2. Correction of the functions of vital organs and systems. The basis for the correction of the function of these organs is the elimination of fluid deficiency, electrolytes and the fight against intoxication (see above). However, a number of violations require special correction: the fight against anemia; struggle with hypoproteinemia; correction of electrolyte, volemic disturbances and acid-base balance. (the principles of therapy are described above); Correction of the functions of the cardiovascular, respiratory, urinary, thermoregulatory, coagulation and anticoagulation systems is carried out depending on the specific clinical situation. This treatment principle “by circumstance” is sometimes called “symptomatic or syndromic therapy”.
3. Prevention and control of infectious complications.
This section of treatment consists of two directions: antibacterial therapy and immunotherapy.
Antibacterial therapy usually begins immediately after removal of the victim from shock.

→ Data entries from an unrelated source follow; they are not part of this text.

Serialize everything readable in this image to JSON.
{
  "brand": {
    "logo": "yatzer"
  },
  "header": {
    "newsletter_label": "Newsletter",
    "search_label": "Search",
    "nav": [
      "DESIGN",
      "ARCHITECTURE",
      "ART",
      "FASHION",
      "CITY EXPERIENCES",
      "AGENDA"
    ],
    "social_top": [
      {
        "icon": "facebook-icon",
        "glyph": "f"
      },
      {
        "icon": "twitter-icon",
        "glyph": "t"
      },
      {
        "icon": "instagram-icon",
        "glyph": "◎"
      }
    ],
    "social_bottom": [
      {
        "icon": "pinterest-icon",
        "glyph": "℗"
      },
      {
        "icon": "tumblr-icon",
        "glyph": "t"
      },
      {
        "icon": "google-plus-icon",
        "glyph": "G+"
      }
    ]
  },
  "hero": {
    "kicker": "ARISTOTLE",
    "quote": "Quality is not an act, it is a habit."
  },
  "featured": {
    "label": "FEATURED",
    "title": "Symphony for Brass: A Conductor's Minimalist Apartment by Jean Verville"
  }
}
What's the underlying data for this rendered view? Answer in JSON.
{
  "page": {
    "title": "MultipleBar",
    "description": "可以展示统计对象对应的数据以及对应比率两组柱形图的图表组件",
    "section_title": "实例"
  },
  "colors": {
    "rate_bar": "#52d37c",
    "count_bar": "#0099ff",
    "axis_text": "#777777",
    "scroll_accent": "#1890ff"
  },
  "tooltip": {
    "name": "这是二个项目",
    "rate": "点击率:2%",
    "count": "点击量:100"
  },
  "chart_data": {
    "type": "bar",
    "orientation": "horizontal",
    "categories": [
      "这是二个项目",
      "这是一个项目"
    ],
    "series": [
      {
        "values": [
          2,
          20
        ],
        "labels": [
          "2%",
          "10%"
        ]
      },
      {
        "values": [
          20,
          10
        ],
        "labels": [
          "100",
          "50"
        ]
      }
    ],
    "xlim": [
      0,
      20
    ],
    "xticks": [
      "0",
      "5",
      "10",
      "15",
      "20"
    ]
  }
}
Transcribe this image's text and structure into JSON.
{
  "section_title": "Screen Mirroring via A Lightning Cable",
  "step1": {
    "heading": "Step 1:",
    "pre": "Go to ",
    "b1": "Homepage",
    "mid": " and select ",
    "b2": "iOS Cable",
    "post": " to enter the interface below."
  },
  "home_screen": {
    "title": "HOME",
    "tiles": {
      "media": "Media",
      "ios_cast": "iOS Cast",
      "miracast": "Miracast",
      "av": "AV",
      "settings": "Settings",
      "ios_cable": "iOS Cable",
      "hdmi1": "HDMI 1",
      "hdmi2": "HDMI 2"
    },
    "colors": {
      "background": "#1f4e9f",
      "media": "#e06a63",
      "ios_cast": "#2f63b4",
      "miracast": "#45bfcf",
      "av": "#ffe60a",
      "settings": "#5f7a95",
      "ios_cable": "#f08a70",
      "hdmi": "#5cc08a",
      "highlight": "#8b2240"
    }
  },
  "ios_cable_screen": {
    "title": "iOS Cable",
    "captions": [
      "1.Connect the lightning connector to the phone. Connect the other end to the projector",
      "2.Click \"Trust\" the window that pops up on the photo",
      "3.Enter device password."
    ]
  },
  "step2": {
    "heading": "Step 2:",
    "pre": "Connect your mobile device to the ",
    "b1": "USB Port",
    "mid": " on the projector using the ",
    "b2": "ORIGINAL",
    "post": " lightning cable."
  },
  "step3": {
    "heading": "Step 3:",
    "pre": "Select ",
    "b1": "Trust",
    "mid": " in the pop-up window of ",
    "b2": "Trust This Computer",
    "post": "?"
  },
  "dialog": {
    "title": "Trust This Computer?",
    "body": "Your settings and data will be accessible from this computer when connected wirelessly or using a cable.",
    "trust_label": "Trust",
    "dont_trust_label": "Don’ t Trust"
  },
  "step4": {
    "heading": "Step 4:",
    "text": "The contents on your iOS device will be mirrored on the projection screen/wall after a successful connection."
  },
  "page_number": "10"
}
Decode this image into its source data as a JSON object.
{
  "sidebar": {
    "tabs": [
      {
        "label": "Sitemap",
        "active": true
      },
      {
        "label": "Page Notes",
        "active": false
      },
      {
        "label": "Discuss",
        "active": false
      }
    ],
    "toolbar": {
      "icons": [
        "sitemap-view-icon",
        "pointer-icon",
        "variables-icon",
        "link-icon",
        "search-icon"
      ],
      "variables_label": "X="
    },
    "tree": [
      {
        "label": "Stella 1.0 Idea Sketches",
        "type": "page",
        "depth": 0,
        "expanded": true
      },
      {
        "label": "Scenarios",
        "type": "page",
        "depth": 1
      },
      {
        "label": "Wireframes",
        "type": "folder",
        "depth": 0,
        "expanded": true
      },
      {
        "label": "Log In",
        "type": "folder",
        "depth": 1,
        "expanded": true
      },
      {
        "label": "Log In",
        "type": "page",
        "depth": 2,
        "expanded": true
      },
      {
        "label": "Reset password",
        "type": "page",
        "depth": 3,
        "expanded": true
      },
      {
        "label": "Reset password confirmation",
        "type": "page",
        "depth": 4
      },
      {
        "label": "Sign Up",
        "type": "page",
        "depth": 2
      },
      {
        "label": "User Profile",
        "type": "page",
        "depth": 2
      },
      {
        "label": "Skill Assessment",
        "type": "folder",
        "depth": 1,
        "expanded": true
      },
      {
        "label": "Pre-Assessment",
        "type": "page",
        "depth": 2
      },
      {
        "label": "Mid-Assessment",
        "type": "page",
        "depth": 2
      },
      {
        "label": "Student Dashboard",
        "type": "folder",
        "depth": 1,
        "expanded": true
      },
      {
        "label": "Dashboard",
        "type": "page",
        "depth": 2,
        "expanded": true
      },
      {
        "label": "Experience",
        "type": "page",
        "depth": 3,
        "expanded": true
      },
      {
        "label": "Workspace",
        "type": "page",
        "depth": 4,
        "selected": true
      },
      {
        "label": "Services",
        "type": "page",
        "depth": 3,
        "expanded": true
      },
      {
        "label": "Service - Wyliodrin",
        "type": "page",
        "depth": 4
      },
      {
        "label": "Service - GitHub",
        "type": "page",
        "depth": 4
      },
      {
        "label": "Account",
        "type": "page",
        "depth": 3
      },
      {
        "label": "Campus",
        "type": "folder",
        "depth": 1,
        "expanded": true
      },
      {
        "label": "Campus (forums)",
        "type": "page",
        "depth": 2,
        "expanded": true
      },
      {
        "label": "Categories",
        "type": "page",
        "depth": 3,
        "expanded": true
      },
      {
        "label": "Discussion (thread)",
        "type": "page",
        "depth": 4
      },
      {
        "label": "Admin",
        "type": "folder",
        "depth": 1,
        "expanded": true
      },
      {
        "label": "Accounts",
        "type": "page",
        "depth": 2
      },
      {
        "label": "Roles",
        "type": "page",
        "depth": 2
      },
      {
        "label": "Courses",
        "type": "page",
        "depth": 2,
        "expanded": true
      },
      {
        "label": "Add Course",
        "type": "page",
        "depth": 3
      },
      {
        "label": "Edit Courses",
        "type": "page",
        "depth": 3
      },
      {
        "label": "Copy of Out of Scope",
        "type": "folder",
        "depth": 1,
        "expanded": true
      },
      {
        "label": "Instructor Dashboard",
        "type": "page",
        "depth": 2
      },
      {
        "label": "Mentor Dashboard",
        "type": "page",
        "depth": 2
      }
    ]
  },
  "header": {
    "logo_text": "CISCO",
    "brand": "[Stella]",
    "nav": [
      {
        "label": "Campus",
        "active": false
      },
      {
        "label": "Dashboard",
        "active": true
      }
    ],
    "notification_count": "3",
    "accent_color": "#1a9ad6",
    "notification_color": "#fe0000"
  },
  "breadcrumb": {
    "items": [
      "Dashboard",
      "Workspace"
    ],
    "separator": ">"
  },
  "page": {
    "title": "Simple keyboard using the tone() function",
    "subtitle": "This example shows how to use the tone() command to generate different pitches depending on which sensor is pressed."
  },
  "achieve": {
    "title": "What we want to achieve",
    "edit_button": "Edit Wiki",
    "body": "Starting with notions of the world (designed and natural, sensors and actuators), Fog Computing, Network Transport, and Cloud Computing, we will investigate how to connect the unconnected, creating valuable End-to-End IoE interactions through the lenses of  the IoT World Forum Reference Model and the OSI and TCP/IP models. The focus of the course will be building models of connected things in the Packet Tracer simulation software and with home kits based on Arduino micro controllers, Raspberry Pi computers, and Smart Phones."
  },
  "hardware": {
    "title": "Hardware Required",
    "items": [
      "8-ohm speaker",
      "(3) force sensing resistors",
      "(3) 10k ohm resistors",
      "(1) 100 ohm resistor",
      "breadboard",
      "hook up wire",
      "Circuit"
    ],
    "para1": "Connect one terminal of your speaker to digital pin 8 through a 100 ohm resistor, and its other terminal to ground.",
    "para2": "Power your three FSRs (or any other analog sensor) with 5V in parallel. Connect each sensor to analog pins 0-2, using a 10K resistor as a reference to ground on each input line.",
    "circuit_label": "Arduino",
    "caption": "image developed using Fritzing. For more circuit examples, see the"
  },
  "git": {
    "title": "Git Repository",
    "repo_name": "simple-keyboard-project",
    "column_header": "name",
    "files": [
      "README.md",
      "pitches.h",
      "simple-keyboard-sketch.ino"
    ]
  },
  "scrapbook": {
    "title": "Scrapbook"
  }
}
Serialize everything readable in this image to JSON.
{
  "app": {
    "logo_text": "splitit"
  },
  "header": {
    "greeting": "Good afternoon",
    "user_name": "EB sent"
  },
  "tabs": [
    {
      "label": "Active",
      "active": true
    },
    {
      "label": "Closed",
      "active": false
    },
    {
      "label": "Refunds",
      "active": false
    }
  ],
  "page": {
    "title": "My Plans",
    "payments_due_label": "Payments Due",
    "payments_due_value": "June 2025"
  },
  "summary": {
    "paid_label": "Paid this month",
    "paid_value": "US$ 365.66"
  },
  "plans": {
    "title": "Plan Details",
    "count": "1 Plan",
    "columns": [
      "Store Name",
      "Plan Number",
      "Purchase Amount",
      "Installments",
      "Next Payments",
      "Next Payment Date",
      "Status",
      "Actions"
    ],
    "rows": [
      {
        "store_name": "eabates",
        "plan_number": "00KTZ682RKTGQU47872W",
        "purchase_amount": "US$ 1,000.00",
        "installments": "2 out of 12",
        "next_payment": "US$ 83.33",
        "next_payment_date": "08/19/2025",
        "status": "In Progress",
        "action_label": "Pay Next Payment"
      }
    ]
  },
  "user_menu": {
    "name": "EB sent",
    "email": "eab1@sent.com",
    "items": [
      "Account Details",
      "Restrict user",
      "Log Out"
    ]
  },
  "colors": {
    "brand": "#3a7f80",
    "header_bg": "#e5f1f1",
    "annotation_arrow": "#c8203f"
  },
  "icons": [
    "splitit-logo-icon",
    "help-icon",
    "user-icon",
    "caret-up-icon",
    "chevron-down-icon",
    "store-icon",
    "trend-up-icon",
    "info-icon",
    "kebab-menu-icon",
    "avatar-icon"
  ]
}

Immunotherapy can be given in the form of active or passive immunization. The most effective drugs are antistaphylococcal and antiseptic serums, antistaphylococcal and antisexagous gamma globulins.
A new, promising direction of immunotherapy has been the use of drugs that have been named immunomodulators. These include methyluracil and pentoxyl, which enhance the synthesis of proteins, including antibodies; taktivin and thymalin, restoring T-leukocyte activity.
4. Full nutrition.
5. Local treatment. Local treatment of burns, along with the correction of homeostasis, is of paramount importance, since it is the burn area that causes all subsequent metabolic disorders, and therefore, only as soon as possible and full restoration of the skin can prevent the onset of severe complications of burn injury.
LOCAL TREATMENT BURNS
The main principles of local treatment of burns are:
1. Fight against afferent impulses in the first hours after injury. The implementation of this principle is discussed above.
2. Elimination of the source of intoxication in the area of the burn wound.
3. The fastest restoration of full-fledged integument.
Local treatment of superficial burns, as a rule, is not difficult, since the damaged skin is restored on its own (see chapter “Classification by depth and area of lesion”).
In case of burns of the first degree, the dressing may not be applied or the dressing may be applied with any fat-based ointment. The skin is restored after 5 - 7 days.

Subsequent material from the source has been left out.